After the Senate returns from its upcoming Memorial Day recess, Mr. Schumer plans to move forward with legislation to protect access to birth control nationwide, the first of two bills intended to showcase a distinction between Republicans and Democrats on an issue that many Americans believe should have been put to rest long ago.

The following week, Senate Democrats intend to press ahead with similar legislation to protect access to in vitro fertilization and other fertility treatments nationwide, after the Alabama Supreme Court ruled that a frozen embryo was a person, raising questions about whether such procedures would remain legal. Those votes will be followed by events around the country by Democrats to mark the second anniversary of the repeal Roe v. Wade and a Senate vote condemning the ruling.

Republicans are developing legislation of their own to counter the Democratic push. Senators Ted Cruz of Texas and Katie Britt of Alabama have proposed legislation that would block Medicaid funding to states that ban I.V.F., but Democrats dismiss it as woefully insufficient.

Republicans also intend to emphasize that abortion rights should be decided by the states, beginning with a series of votes in November in a handful of states.

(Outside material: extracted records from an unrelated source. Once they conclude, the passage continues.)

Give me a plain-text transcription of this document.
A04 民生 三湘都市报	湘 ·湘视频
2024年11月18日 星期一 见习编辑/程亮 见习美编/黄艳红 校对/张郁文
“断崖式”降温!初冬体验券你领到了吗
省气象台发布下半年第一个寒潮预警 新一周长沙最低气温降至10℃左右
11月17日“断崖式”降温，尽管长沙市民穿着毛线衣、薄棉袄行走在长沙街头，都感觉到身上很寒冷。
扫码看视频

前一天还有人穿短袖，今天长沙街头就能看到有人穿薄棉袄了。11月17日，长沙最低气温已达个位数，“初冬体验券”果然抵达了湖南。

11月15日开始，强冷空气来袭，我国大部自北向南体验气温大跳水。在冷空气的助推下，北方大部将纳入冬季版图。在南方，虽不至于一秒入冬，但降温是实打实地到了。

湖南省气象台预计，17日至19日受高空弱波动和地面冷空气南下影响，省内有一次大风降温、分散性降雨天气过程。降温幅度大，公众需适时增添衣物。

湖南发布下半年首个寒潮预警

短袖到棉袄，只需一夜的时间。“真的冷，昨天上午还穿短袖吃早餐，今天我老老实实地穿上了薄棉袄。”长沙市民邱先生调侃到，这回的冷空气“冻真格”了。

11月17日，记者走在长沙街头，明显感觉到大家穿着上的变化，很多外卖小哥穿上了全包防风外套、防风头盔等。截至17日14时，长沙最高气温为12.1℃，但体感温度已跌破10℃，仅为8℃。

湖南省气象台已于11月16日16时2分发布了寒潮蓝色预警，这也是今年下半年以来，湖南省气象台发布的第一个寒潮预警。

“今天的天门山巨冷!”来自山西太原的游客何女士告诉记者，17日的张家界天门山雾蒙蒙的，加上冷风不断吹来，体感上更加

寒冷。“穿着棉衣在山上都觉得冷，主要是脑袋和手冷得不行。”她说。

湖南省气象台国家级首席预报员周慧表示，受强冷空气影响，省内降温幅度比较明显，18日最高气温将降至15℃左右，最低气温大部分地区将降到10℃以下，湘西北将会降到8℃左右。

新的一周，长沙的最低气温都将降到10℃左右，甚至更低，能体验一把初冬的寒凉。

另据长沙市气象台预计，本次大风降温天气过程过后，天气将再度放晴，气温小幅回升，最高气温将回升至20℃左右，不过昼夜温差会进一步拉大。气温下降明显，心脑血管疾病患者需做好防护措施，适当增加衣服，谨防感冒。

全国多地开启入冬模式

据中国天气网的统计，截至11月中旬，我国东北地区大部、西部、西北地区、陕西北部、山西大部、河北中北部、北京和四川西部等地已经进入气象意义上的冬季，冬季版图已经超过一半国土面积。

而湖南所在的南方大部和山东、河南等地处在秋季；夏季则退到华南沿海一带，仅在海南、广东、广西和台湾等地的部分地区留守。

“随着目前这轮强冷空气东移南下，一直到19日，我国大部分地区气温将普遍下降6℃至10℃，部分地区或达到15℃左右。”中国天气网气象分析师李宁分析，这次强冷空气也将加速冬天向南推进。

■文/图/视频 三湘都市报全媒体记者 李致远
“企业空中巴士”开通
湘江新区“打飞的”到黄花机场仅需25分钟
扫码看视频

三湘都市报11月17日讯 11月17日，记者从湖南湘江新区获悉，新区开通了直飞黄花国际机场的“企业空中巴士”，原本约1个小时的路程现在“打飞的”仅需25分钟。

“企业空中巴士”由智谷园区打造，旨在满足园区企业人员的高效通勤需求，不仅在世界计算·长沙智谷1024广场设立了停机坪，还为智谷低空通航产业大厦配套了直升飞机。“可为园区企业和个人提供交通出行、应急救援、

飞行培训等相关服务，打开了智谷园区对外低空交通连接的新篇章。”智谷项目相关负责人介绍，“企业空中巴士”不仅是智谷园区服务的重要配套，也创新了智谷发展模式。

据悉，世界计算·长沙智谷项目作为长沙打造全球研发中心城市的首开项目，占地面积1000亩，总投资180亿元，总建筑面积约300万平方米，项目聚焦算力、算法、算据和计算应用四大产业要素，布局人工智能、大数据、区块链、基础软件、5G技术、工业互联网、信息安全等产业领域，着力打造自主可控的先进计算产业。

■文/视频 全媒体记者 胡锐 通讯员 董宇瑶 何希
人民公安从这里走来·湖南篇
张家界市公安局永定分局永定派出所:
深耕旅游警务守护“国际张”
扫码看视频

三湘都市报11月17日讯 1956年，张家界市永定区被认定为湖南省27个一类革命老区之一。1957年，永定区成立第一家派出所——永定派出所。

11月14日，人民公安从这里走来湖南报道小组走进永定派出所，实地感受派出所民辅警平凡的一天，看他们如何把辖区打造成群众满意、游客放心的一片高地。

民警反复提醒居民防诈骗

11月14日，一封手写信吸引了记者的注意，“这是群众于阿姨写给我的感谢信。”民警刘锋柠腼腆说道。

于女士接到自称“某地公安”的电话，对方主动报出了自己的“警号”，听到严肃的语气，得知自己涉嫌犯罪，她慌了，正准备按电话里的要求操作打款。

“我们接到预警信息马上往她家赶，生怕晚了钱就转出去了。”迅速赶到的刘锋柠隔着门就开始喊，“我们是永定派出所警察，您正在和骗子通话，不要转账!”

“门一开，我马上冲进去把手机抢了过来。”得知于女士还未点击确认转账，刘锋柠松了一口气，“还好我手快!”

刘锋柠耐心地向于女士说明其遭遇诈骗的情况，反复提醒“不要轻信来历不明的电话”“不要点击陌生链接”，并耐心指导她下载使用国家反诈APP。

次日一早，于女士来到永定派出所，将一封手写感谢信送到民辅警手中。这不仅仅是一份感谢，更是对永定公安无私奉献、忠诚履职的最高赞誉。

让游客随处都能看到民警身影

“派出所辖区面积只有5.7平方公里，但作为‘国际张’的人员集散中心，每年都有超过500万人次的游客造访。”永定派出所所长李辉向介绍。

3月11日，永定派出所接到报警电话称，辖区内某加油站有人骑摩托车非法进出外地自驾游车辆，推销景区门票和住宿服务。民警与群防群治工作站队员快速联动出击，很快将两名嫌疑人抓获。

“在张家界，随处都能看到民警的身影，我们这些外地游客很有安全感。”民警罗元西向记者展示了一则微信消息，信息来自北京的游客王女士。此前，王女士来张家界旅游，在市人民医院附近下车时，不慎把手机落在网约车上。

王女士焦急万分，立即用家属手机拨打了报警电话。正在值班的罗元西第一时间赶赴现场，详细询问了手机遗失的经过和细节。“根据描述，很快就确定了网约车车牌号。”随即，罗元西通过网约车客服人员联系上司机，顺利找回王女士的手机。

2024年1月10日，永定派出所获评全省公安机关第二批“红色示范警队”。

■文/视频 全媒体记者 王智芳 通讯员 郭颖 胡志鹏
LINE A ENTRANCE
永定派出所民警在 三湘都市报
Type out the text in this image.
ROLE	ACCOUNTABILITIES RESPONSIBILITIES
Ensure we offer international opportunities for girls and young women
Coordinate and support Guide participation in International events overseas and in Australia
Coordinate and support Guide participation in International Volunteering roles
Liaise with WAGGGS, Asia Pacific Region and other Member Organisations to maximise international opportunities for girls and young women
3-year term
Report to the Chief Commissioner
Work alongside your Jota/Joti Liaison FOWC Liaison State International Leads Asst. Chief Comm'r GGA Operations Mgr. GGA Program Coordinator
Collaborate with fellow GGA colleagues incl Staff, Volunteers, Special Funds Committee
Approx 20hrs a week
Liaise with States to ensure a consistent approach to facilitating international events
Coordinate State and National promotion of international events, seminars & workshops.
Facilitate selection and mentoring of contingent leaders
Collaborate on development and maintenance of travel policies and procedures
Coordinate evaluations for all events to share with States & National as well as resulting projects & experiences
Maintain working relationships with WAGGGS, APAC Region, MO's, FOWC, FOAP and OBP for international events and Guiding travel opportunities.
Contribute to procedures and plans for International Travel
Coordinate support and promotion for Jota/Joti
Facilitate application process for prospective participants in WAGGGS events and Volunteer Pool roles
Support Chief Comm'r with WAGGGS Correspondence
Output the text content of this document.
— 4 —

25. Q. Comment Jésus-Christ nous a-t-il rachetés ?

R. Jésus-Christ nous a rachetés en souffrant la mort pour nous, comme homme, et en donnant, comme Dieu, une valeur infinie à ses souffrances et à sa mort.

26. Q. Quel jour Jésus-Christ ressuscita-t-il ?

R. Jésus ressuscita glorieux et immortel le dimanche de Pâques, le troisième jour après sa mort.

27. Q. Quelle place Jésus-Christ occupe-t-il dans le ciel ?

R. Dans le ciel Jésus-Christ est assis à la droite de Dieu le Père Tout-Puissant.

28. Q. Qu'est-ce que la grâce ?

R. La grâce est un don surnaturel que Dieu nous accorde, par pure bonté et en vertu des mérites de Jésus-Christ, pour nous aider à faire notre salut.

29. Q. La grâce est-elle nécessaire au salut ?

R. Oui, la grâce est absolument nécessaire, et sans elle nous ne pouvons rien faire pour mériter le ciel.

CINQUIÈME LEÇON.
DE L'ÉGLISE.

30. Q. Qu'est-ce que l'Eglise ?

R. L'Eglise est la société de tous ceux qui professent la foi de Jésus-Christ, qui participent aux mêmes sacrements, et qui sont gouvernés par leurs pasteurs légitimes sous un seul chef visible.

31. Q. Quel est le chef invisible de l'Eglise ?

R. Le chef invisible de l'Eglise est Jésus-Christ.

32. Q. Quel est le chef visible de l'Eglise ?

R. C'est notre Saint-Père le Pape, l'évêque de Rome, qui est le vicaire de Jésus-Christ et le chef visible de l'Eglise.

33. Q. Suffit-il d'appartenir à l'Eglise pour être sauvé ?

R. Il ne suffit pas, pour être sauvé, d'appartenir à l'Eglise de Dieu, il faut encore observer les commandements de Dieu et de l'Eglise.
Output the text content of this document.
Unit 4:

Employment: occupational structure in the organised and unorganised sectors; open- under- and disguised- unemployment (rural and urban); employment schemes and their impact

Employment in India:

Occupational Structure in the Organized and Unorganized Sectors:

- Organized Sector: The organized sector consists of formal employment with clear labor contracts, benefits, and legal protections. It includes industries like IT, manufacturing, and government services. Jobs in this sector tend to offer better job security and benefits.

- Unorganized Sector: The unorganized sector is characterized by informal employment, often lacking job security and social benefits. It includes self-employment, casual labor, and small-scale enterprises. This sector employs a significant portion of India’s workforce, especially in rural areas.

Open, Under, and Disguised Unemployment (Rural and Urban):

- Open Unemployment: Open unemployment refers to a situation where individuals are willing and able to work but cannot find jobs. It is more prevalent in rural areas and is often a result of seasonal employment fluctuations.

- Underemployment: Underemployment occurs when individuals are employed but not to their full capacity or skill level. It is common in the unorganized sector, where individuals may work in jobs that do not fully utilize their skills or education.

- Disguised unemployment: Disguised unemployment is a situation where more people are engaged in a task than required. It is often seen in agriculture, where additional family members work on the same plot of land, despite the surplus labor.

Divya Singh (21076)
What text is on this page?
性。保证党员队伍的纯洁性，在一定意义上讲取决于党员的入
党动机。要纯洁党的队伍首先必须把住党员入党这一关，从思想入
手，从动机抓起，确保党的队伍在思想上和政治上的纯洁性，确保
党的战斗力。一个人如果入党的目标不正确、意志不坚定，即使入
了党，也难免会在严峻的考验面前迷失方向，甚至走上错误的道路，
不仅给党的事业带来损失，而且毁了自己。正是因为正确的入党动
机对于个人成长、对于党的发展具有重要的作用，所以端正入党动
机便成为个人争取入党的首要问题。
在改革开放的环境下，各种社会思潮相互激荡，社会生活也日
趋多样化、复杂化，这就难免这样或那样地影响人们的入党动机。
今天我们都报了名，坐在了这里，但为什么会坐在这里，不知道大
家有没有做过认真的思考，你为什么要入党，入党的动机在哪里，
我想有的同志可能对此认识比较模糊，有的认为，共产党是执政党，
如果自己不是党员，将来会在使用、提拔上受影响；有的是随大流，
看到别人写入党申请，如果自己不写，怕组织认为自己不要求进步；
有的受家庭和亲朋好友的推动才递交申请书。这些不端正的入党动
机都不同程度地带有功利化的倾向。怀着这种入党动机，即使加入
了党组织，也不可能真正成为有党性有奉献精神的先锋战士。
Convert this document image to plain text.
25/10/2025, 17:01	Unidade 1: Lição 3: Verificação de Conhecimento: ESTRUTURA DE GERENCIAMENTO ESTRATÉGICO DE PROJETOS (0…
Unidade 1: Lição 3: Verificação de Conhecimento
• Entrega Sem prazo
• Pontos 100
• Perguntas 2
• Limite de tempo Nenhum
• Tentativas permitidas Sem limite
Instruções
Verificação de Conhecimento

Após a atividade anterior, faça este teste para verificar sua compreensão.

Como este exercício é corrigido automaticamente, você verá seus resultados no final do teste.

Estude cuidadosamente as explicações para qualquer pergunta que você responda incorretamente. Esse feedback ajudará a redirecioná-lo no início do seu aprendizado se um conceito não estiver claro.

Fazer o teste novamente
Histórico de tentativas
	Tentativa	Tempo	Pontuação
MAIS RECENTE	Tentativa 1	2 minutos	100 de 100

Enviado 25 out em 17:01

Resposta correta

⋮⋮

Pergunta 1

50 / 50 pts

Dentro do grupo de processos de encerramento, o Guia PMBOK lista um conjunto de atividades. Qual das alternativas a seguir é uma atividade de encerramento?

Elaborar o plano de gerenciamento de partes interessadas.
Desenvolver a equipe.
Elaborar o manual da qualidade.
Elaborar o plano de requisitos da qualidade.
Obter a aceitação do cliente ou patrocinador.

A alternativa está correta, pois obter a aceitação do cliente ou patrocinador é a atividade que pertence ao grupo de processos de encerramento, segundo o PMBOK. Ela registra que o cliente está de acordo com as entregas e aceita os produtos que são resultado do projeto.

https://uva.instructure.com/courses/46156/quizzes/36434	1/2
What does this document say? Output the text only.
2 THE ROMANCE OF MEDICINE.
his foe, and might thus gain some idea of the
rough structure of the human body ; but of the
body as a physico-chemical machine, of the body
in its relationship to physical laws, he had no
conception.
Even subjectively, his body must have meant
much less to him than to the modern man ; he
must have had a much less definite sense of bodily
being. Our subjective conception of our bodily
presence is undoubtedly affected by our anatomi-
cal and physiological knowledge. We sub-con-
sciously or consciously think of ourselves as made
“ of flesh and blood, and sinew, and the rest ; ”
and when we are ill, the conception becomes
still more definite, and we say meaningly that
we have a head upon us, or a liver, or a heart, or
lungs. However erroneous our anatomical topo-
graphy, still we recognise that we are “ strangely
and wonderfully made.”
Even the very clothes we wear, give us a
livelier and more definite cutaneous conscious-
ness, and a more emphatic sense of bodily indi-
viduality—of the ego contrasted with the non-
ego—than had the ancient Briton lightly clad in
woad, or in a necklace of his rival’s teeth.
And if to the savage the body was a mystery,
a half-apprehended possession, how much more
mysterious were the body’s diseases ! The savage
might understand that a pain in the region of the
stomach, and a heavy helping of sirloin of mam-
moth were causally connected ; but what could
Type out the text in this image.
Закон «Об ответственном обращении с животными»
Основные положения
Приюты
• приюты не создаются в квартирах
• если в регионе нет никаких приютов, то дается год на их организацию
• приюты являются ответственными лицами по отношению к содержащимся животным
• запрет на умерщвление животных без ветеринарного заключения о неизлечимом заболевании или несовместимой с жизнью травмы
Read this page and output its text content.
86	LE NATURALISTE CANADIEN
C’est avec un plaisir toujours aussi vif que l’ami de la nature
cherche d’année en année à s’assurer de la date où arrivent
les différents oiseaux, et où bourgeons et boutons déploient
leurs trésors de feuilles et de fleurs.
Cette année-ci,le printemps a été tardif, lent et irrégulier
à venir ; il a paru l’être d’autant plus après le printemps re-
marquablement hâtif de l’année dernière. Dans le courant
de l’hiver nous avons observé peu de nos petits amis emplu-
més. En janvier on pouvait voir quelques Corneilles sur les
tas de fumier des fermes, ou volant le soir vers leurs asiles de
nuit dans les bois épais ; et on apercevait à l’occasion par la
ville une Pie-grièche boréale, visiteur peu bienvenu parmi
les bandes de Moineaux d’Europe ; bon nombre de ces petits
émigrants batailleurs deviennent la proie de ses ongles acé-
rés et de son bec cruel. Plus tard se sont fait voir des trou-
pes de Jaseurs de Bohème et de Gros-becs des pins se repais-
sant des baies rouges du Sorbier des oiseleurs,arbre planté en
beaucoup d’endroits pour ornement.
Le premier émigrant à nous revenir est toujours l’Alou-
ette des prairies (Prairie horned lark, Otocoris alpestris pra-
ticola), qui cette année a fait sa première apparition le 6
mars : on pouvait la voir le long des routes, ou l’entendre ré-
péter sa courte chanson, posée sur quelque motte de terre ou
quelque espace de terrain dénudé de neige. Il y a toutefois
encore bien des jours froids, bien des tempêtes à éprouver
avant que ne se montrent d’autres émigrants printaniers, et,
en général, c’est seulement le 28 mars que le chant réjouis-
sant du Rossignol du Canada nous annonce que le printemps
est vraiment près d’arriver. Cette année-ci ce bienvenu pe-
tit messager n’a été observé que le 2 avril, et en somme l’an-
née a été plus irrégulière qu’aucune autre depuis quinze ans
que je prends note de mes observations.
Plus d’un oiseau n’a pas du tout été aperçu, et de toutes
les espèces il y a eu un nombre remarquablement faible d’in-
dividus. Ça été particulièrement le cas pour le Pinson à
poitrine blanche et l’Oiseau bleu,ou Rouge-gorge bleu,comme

“They will have referenda in those states to determine where the voters in that state come down on where the dividing line should be,” said Mr. Cornyn, who called that process the correct constitutional approach.

Mr. Schumer, however, sees the Senate votes on abortion rights and the border proposal as providing a vivid illustration for voters of the gulf between the two parties on key issues.

“We are showing, which is part of our job, how different the two parties are on both these issues,” he said.